Friday, November 21, 2003
The anti-abortionists' legislative technique
Having flagged the energy bill as a fine example of the chiseller's art earlier this week, a piece in Salon (compulsory ad) runs through the pro-life playbook.
It's asymmetric warfare, not totally dissimilar from what's going on out in Iraq: no frontal attack on Roe v Wade (pending the arrival of the missing Fifth Horseman), but guerrilla raids on isolated targets. Including partial-birth abortion  (was the phrase a K Street invention, I wonder?) and a putrid little number to be known as Laci and Conner's Law - aka the Unborn Victims of Violence Act of 2003 (HR 1997).
The wedge of which UVVA is the thin end? It would enshrine in Federal law the notion that a fetus is an unborn child. The title of the new section (§1841) it would insert in USC Title 18 is
Protection of unborn childrenand the idea is used throughout the bill.
As the piece says
Though it makes an explicit exception for abortion, within the rhetoric of a law that defines killing a fetus as murder the exception seems absurd -- and that's precisely the point.
There's also a bill to ban RU-486, and another - a sort of abortion Mann Act - to punish an adult taking a minor across a state line for an abortion free of parental consent rights: identical (to my naked eye) bills HR 1755 and S 851.
The attritional work by legislators meshes with the efforts of the picketers and doctor-killers to make it just too damned unpleasant for clinics to carry on. The result: whatever the legal position might be, so many counties don't have abortion providers that there's a de facto abortion ban already in place pro tanto.

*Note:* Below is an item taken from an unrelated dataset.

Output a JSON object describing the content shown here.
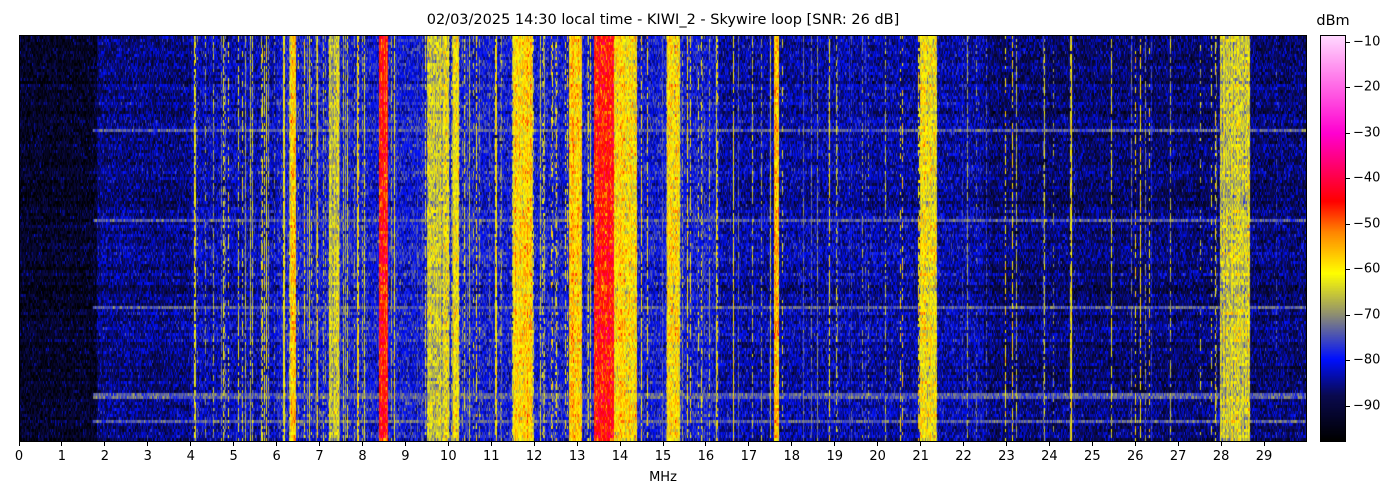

Which has the effect of lowering expectations for the existence of abortion provision amongst women generally.
So low, that, according to the piece,
An April 7 survey commissioned by the Center for the Advancement of Women, a feminist group, found that only 41 percent of women see keeping abortion legal as a top priority for the women's movement.

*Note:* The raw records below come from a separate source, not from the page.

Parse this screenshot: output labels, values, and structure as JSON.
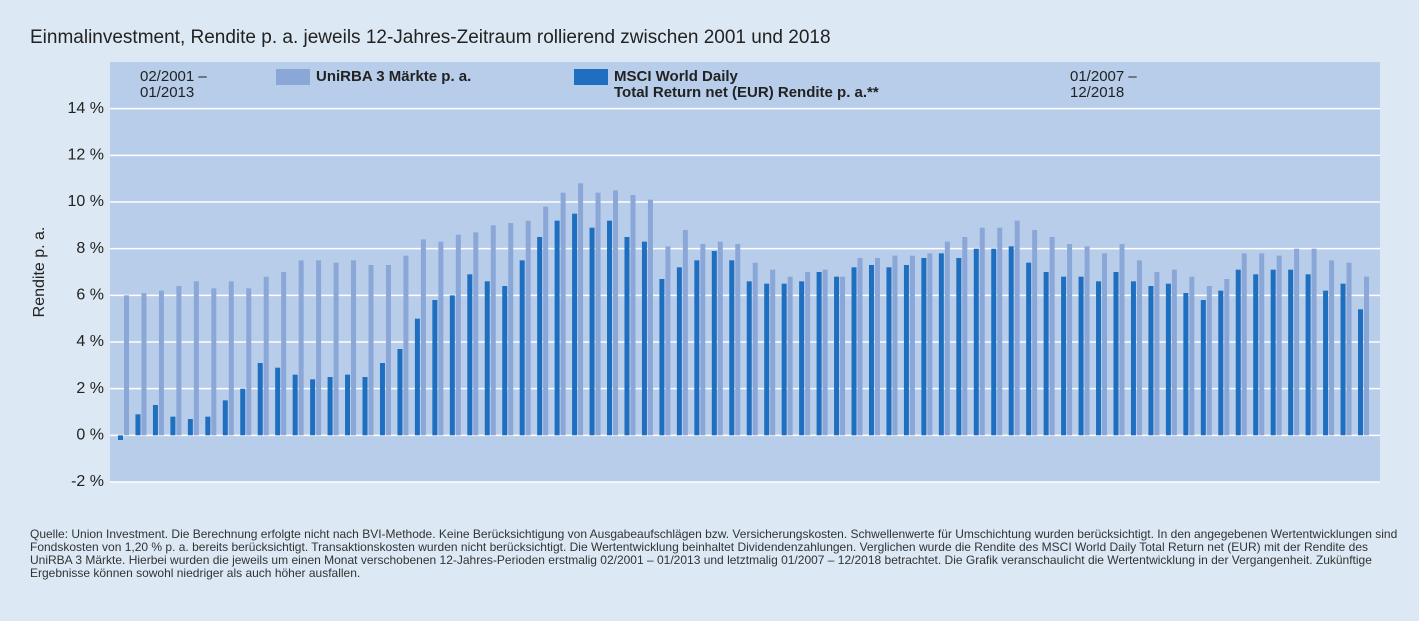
{
  "chart_data": {
    "type": "bar",
    "title": "Einmalinvestment, Rendite p. a. jeweils 12-Jahres-Zeitraum rollierend zwischen 2001 und 2018",
    "y_label": "Rendite p. a.",
    "annotations": [
      "02/2001 –\n01/2013",
      "01/2007 –\n12/2018"
    ],
    "categories": [
      null,
      null,
      null,
      null,
      null,
      null,
      null,
      null,
      null,
      null,
      null,
      null,
      null,
      null,
      null,
      null,
      null,
      null,
      null,
      null,
      null,
      null,
      null,
      null,
      null,
      null,
      null,
      null,
      null,
      null,
      null,
      null,
      null,
      null,
      null,
      null,
      null,
      null,
      null,
      null,
      null,
      null,
      null,
      null,
      null,
      null,
      null,
      null,
      null,
      null,
      null,
      null,
      null,
      null,
      null,
      null,
      null,
      null,
      null,
      null,
      null,
      null,
      null,
      null,
      null,
      null,
      null,
      null,
      null,
      null,
      null,
      null
    ],
    "series": [
      {
        "name": "UniRBA 3 Märkte p. a.",
        "color": "#8ba7d8",
        "values": [
          6.0,
          6.1,
          6.2,
          6.4,
          6.6,
          6.3,
          6.6,
          6.3,
          6.8,
          7.0,
          7.5,
          7.5,
          7.4,
          7.5,
          7.3,
          7.3,
          7.7,
          8.4,
          8.3,
          8.6,
          8.7,
          9.0,
          9.1,
          9.2,
          9.8,
          10.4,
          10.8,
          10.4,
          10.5,
          10.3,
          10.1,
          8.1,
          8.8,
          8.2,
          8.3,
          8.2,
          7.4,
          7.1,
          6.8,
          7.0,
          7.1,
          6.8,
          7.6,
          7.6,
          7.7,
          7.7,
          7.8,
          8.3,
          8.5,
          8.9,
          8.9,
          9.2,
          8.8,
          8.5,
          8.2,
          8.1,
          7.8,
          8.2,
          7.5,
          7.0,
          7.1,
          6.8,
          6.4,
          6.7,
          7.8,
          7.8,
          7.7,
          8.0,
          8.0,
          7.5,
          7.4,
          6.8
        ]
      },
      {
        "name": "MSCI World Daily\nTotal Return net (EUR) Rendite p. a.**",
        "color": "#1f6fc0",
        "values": [
          -0.2,
          0.9,
          1.3,
          0.8,
          0.7,
          0.8,
          1.5,
          2.0,
          3.1,
          2.9,
          2.6,
          2.4,
          2.5,
          2.6,
          2.5,
          3.1,
          3.7,
          5.0,
          5.8,
          6.0,
          6.9,
          6.6,
          6.4,
          7.5,
          8.5,
          9.2,
          9.5,
          8.9,
          9.2,
          8.5,
          8.3,
          6.7,
          7.2,
          7.5,
          7.9,
          7.5,
          6.6,
          6.5,
          6.5,
          6.6,
          7.0,
          6.8,
          7.2,
          7.3,
          7.2,
          7.3,
          7.6,
          7.8,
          7.6,
          8.0,
          8.0,
          8.1,
          7.4,
          7.0,
          6.8,
          6.8,
          6.6,
          7.0,
          6.6,
          6.4,
          6.5,
          6.1,
          5.8,
          6.2,
          7.1,
          6.9,
          7.1,
          7.1,
          6.9,
          6.2,
          6.5,
          5.4
        ]
      }
    ],
    "ylim": [
      -2,
      16
    ],
    "yticks": [
      {
        "value": -2,
        "label": "-2 %"
      },
      {
        "value": 0,
        "label": "0 %"
      },
      {
        "value": 2,
        "label": "2 %"
      },
      {
        "value": 4,
        "label": "4 %"
      },
      {
        "value": 6,
        "label": "6 %"
      },
      {
        "value": 8,
        "label": "8 %"
      },
      {
        "value": 10,
        "label": "10 %"
      },
      {
        "value": 12,
        "label": "12 %"
      },
      {
        "value": 14,
        "label": "14 %"
      }
    ],
    "grid": true,
    "footnote": "Quelle: Union Investment. Die Berechnung erfolgte nicht nach BVI-Methode. Keine Berücksichtigung von Ausgabeaufschlägen bzw. Versicherungskosten. Schwellenwerte für Umschichtung wurden berücksichtigt. In den angegebenen Wertentwicklungen sind Fondskosten von 1,20 % p. a. bereits berücksichtigt. Transaktionskosten wurden nicht berücksichtigt. Die Wertentwicklung beinhaltet Dividendenzahlungen. Verglichen wurde die Rendite des MSCI World Daily Total Return net (EUR) mit der Rendite des UniRBA 3 Märkte. Hierbei wurden die jeweils um einen Monat verschobenen 12-Jahres-Perioden erstmalig 02/2001 – 01/2013 und letztmalig 01/2007 – 12/2018 betrachtet. Die Grafik veranschaulicht die Wertentwicklung in der Vergangenheit. Zukünftige Ergebnisse können sowohl niedriger als auch höher ausfallen."
  }
}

An isolated number like that is apt to mislead - but, on the face of it, the pro-abortion base is toppling.
(John Ashcroft is revealed to have a subtle sense of humour: he's delegated enforcement of the PBA ban to the Civil Rights Division. So, not only does he get the kind of liberal attorney that no doubt gravitates to that Division prosecuting abortion doctors, but he buttresses the perception of the fetus as a person who has civil rights.)
At the current rate of progress, by the time the Fifth Horseman arrives, most of his abortion work may, in effect, have been done.
(There's a compare and contrast to be done with the way that the civil rights movement worked in the 50s and 60s, in a synergetic combination of action in the streets, the courts and legislatures. Wearing down and worrying away, taking little victories when they offered themselves, but keeping the ultimate goal always in mind.)